Upon meticulous examination of these giant-ass movie piles, the reason for our current slump becomes clear. Summer 2014 isn’t in dire straits because of some perceived failure on the part of filmmakers, or studios. We’re in the eye of the storm; a small grace period between the biggest summer in recorded history and two future summers that will try their hardest to blow that record to smithereens.

Should We Be Worried?

Again, a straightforward answer: “no.” Unless you’re one of the conspiracy theorists claiming that 2015 is overstuffed to the point of box office bankruptcy (or you could follow a fresher trend that 2016 is actually the year we’ll all die screaming). Take a closer look at that Box Office Mojo piece about 2013 becoming the all-time summer champ (here it is once more) and take note of this sentence:

“Next Summer, it does look like the studios are reigning in their spending a bit: while official figures aren’t yet available, it’s unlikely that more than 15 titles cost over $100 million.”

See?
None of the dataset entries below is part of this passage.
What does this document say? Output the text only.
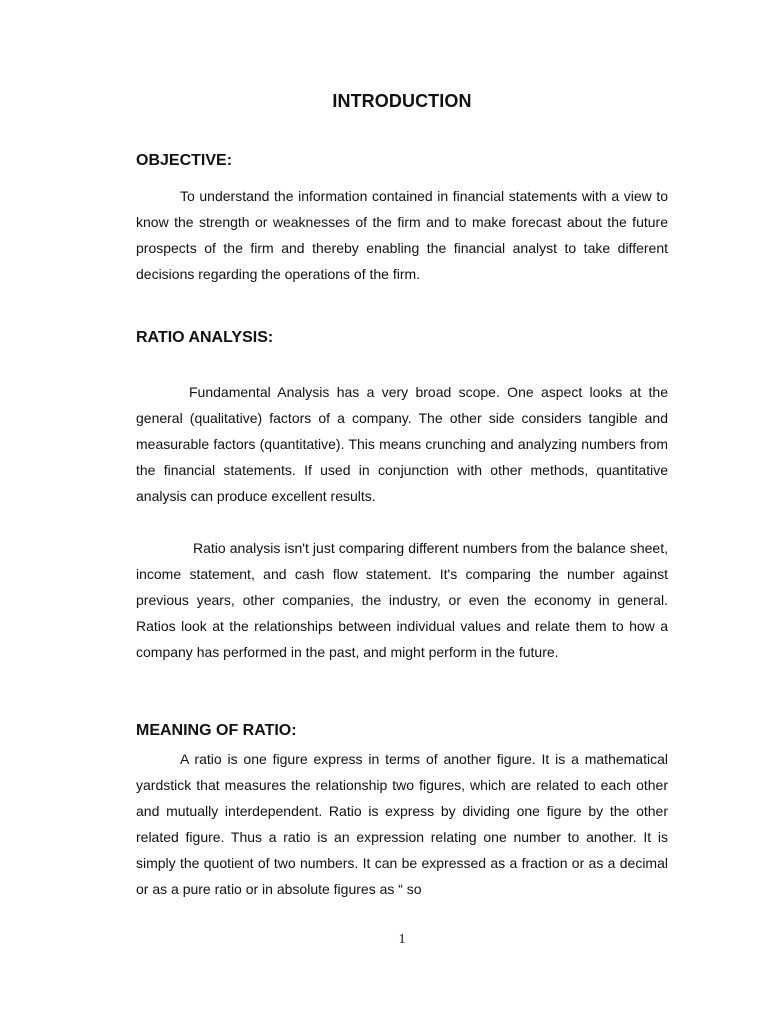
INTRODUCTION
OBJECTIVE:

To understand the information contained in financial statements with a view to know the strength or weaknesses of the firm and to make forecast about the future prospects of the firm and thereby enabling the financial analyst to take different decisions regarding the operations of the firm.

RATIO ANALYSIS:

Fundamental Analysis has a very broad scope. One aspect looks at the general (qualitative) factors of a company. The other side considers tangible and measurable factors (quantitative). This means crunching and analyzing numbers from the financial statements. If used in conjunction with other methods, quantitative analysis can produce excellent results.

Ratio analysis isn't just comparing different numbers from the balance sheet, income statement, and cash flow statement. It's comparing the number against previous years, other companies, the industry, or even the economy in general. Ratios look at the relationships between individual values and relate them to how a company has performed in the past, and might perform in the future.

MEANING OF RATIO:

A ratio is one figure express in terms of another figure. It is a mathematical yardstick that measures the relationship two figures, which are related to each other and mutually interdependent. Ratio is express by dividing one figure by the other related figure. Thus a ratio is an expression relating one number to another. It is simply the quotient of two numbers. It can be expressed as a fraction or as a decimal or as a pure ratio or in absolute figures as “ so

1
As early as last September, people were predicting that this summer would suffer a little shrinkage. Which makes it entirely unnecessary to panic in the streets, or to proclaim Guardians of the Galaxy or Dawn of the Planet of the Apes as conquering heroes that will save a dying season. As though a smaller summer is something that needs fixing, and not something that’s been engineered almost entirely on purpose.

Plus, there’s one area where this summer excels: all those faraway lands that exist outside the United States. Because all those summer 2014 death knells come with a caveat; that the international box office is still as strong as ever (“International returns remain strong,” “doing exceptionally well overseas” “pretty much minting money at the international box office”). Thanks, China!

Considering that 2013’s international gross sagged well below 2012’s numbers, the narrative could just as easily have been “China Sends Box Office Soaring to New Heights; Let Us Bow and Obey Their Wisdom and Obvious Love of Automobile-Shaped Robots.”

Studios plan all this out well in advance; short of something like The Lone Ranger, monkey wrenches of this magnitude don’t often come up. So not to worry! Summer 2014 is just fine the way it is. It’s the petite appetizer that precedes a four-course buffet, where chefs will stuff filet down your throat until your stomach lining bursts like that one guy in Se7en.

Don’t take all the naysaying so seriously. And remember to do the same next year, when another slew of articles pronounces 2015’s film summer to be too big and in need of immediate saving.